Alexandra Lange
Architecture & design critic

New York City is a mall

The Winter Garden at Brookfield Place, my photo.

I have been to the Shops and Restaurants at Hudson Yards six times—six times—and yet I’m still getting lost. Is Muji on the second or third floor? Is the Instagram-worthy Van Leeuwen ice cream shop down the hall? Forty Five Ten, the Dallas-born boutique that is the grandbaby of Barneys, is definitely up on the fifth floor, but how do you get from the first to the second floor without passing Blue Bottle Coffee? And what is the fastest route to William Greenberg rainbow cake to placate your kids who hate Vessel?

“It’s just stairs,” they say. “Can we get bubble tea?”

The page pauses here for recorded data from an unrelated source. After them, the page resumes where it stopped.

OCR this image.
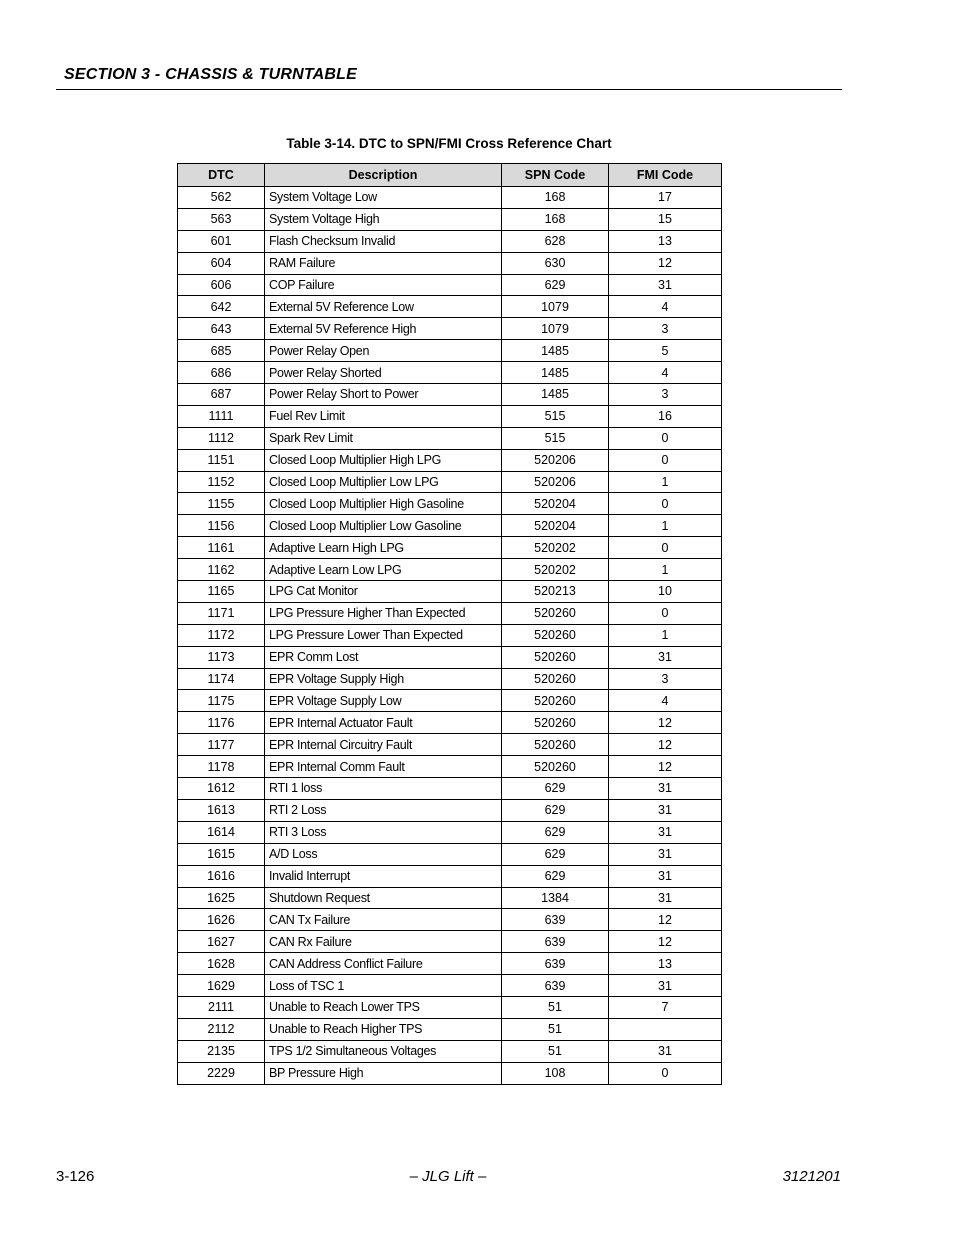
SECTION 3 - CHASSIS & TURNTABLE
Table 3-14. DTC to SPN/FMI Cross Reference Chart
DTC	Description	SPN Code	FMI Code
562	System Voltage Low	168	17
563	System Voltage High	168	15
601	Flash Checksum Invalid	628	13
604	RAM Failure	630	12
606	COP Failure	629	31
642	External 5V Reference Low	1079	4
643	External 5V Reference High	1079	3
685	Power Relay Open	1485	5
686	Power Relay Shorted	1485	4
687	Power Relay Short to Power	1485	3
1111	Fuel Rev Limit	515	16
1112	Spark Rev Limit	515	0
1151	Closed Loop Multiplier High LPG	520206	0
1152	Closed Loop Multiplier Low LPG	520206	1
1155	Closed Loop Multiplier High Gasoline	520204	0
1156	Closed Loop Multiplier Low Gasoline	520204	1
1161	Adaptive Learn High LPG	520202	0
1162	Adaptive Learn Low LPG	520202	1
1165	LPG Cat Monitor	520213	10
1171	LPG Pressure Higher Than Expected	520260	0
1172	LPG Pressure Lower Than Expected	520260	1
1173	EPR Comm Lost	520260	31
1174	EPR Voltage Supply High	520260	3
1175	EPR Voltage Supply Low	520260	4
1176	EPR Internal Actuator Fault	520260	12
1177	EPR Internal Circuitry Fault	520260	12
1178	EPR Internal Comm Fault	520260	12
1612	RTI 1 loss	629	31
1613	RTI 2 Loss	629	31
1614	RTI 3 Loss	629	31
1615	A/D Loss	629	31
1616	Invalid Interrupt	629	31
1625	Shutdown Request	1384	31
1626	CAN Tx Failure	639	12
1627	CAN Rx Failure	639	12
1628	CAN Address Conflict Failure	639	13
1629	Loss of TSC 1	639	31
2111	Unable to Reach Lower TPS	51	7
2112	Unable to Reach Higher TPS	51	
2135	TPS 1/2 Simultaneous Voltages	51	31
2229	BP Pressure High	108	0
3-126	– JLG Lift –	3121201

R. Webber Hudson, a Related Companies executive vice president, doesn’t have this problem. He and his team curated the “vertical retail center”—he winces each time I refer to it as a mall—and its configuration is as clear to him as the glass in the six-story atrium. International luxury brands are on the first floor; previously only-on-the-internet brands like M. Gemi shoes and Japanese normcore faves Uniqlo and Muji are on the second; high-volume draws Zara and H&M are stacked on three and four; and so on.

There’s a logic, but I am frustrated that I can’t see it.